Je suis en retraite d’un poste d’agent de services à domicile et en maison de retraite. J’étais très à l’aise et heureuse dans mon métier car j’aime le contact avec les gens. Il fallait toujours se dépêcher pour pouvoir faire toutes les tâches, on manquait de personnel et de temps pour tout faire aussi bien qu’on aurait voulu. On nous disait que c’était dû à des problèmes de finances. J’aimais ce que je faisais, c’est important, pour les autres et pour soi. Le travail devrait être au service de l’homme et non pas l’inverse.
Mes enfants ont choisi leur formation. Nous parents, on se pose beaucoup de questions. Défendre ce que l’on croit est très dur. Il faut être solide. Aujourd’hui on n’a pas le droit à l’erreur.

Témoignage de Michel pour les + de 60 ans :

L’aérospaciale. En 46, j’ai fait l’école d’apprentissage à l’aviation. J’ai travaillé comme ouvrier (VAP ajusteur). J’ai fait mon service militaire. L’Algérie. Retour en 59. Je suis devenu instructeur et professeur de sport. 72 : contrôleur et technicien de labo. En 89 on me pousse à la retraite.

A mon époque, on entrait dans une entreprise pour toute sa carrière.

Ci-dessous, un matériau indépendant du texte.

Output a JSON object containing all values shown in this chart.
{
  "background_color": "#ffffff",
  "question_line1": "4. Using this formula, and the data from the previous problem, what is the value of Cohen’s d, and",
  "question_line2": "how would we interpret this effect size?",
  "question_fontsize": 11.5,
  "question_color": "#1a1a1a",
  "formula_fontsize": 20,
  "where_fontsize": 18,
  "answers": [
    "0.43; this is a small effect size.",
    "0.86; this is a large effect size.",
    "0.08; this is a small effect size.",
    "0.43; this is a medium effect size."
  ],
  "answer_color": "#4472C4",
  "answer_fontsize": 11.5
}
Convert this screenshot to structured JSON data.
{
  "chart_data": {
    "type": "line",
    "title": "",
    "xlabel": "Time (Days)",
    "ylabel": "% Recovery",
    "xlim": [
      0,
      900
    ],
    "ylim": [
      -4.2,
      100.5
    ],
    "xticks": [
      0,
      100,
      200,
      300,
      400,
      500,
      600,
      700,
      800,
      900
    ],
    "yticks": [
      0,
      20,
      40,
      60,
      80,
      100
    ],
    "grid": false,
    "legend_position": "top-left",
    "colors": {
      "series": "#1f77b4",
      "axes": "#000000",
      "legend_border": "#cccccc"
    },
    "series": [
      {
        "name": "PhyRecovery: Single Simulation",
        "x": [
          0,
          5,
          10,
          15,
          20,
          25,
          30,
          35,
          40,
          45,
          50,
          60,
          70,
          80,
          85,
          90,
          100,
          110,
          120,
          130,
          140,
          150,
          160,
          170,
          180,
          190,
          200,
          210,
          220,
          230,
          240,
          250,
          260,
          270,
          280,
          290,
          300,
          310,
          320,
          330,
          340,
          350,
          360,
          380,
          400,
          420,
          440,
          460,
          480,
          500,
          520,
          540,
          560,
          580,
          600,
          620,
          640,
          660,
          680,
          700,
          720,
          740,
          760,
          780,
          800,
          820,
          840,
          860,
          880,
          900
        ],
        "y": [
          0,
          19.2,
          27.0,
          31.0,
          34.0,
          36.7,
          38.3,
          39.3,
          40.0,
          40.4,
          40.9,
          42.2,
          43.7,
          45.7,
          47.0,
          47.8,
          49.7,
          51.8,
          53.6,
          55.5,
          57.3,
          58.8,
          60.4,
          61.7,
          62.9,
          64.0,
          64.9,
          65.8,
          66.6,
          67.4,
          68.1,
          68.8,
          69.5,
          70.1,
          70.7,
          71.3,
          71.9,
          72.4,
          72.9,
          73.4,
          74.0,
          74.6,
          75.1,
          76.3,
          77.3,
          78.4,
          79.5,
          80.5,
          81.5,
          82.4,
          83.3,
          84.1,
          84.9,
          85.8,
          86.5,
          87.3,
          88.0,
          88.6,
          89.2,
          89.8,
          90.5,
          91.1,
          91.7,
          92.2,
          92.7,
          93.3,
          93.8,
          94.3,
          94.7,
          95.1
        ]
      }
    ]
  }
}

Des évolutions étaient possibles : ce n’est plus le cas maintenant. On vivait une solidarité dans les équipes. A mon retour d’Algérie j’ai retrouvé un poste mais le travail s’était parcellisé, travail à la chaîne pendant plusieurs années. L’ambiance des équipes avait changée : moins de solidarité. Après les grèves de 55, les patrons ont eu très peur et on accentué la parcellisation du travail. Le travail a été individualisé : chaque gars avait une chose à faire pour l’avion, toujours la même. Certains syndicats étaient les clefs d’entrée dans l’entreprise.

Nos enfants : les parents font des rêves et des projets. Les aléas, les rencontres, leurs désirs et leurs aptitudes… ne coïncident pas toujours avec nos rêves. Je les ai laissé faire leurs choix.

Témoignage de Jojo pour les + de 60 ans :

La Navale. 49 : entrée en apprentissage aux chantiers de La Loire. 53 : Stage en bureaux de dessins puis traceur de coques, tôlerie et préparation tôlerie (intermédiaire entre les bureaux d’études et les ateliers). Parti en 88 : fin de carrière. Chômage jusqu’en 95 date de la retraite. J’ai vécu ces années de travail dans l’ambiance de l’époque : du travail pour tous ! Des grèves aussi ! … Embauches, débauches et des horaires les mêmes pour tous. On allait au boulot en car tous ensemble. : tout cela avec une bonne solidarité (ouvriers, mensuels et syndicats). Nous étions moins stressés que nos jeunes maintenant… Le travail ne manquait pas… Donc des bons souvenirs de ce temps passé au boulot…

Nos enfants : n’ont pas le travail que l’on a rêvé pour eux… un travaille dans la même entreprise, un antre en change vu les conditions demandées et l’autre alterne entre CDD et chômage partiel. Il faut toujours plus de rendement et de rentabilité ; ils sont + ou – stressés ; les perspectives d’avancées et d’avenir sont très minces et très sombres ; ils vivent moins de solidarité dans les actions syndicales par exemple. Maintenant c’est beaucoup du chacun pour soi. Ils ont des difficultés pour faire des projets : enfant, logement…d’où la morosité actuelle.